Storage quality also varies by cultivar. The best apples to store long-term have thick skin and tend to be crisp and tart. Apple varieties such as Gala, Granny Smith, Fuji, McIntosh, Winesap, Honeycrisp, Northern Spy, and Rome are known to store very well given the proper conditions.

Which apples are not crispy? ›

Golden Delicious – The Golden Delicious sits at the bottom of the crunch list with soft skin and mellow, yellow apple flavors.

Why is my sponge rubbery? ›

The reason why a cake gets rubbery is that the overmixing of flour activates the gluten. It makes cakes hard instead of the lovely soft spongy texture we associate with a good cake. And the over mixing is usually caused from incorrectly creaming butter and sugar.

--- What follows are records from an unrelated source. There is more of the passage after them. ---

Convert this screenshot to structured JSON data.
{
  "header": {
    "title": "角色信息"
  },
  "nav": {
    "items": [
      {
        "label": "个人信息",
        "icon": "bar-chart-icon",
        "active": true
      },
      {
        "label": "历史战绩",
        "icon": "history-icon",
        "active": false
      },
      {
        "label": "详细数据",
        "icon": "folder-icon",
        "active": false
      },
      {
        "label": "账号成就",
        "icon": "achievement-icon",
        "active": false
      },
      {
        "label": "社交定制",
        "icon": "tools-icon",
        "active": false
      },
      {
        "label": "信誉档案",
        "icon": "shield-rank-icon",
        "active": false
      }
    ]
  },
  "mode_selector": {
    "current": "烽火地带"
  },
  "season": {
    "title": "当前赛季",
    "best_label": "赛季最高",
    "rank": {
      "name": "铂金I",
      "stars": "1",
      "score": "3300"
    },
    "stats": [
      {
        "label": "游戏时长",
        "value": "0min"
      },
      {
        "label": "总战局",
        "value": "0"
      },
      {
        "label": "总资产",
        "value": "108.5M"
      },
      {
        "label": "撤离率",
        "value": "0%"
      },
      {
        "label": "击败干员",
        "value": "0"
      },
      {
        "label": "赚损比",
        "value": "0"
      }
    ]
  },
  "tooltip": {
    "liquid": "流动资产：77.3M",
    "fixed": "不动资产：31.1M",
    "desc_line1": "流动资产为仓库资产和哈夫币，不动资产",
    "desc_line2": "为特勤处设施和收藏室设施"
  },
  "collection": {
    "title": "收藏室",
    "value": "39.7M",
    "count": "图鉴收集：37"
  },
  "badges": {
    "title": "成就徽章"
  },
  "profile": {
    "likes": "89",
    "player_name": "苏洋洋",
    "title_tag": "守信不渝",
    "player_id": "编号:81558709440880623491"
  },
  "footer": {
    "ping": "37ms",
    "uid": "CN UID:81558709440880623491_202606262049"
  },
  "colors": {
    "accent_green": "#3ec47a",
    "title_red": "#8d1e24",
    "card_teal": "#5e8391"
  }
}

What causes the muffins to be tough heavy or rubbery? ›

What causes the muffins to be tough, heavy or rubbery? A. Two things: too much egg and using a dark, nonstick pan.

Why is my egg bake rubbery? ›

Your egg casserole might be rubbery if you didn't cook the vegetables before. Moisture can lead to rubbery egg bakes. Make sure to thoroughly cook your vegetables and meat before adding to an egg bake!

Why is my cherry squishy? ›

Fruit on diseased trees fail to ripen properly and are often light in color, low in soluble solids, and soft and watery.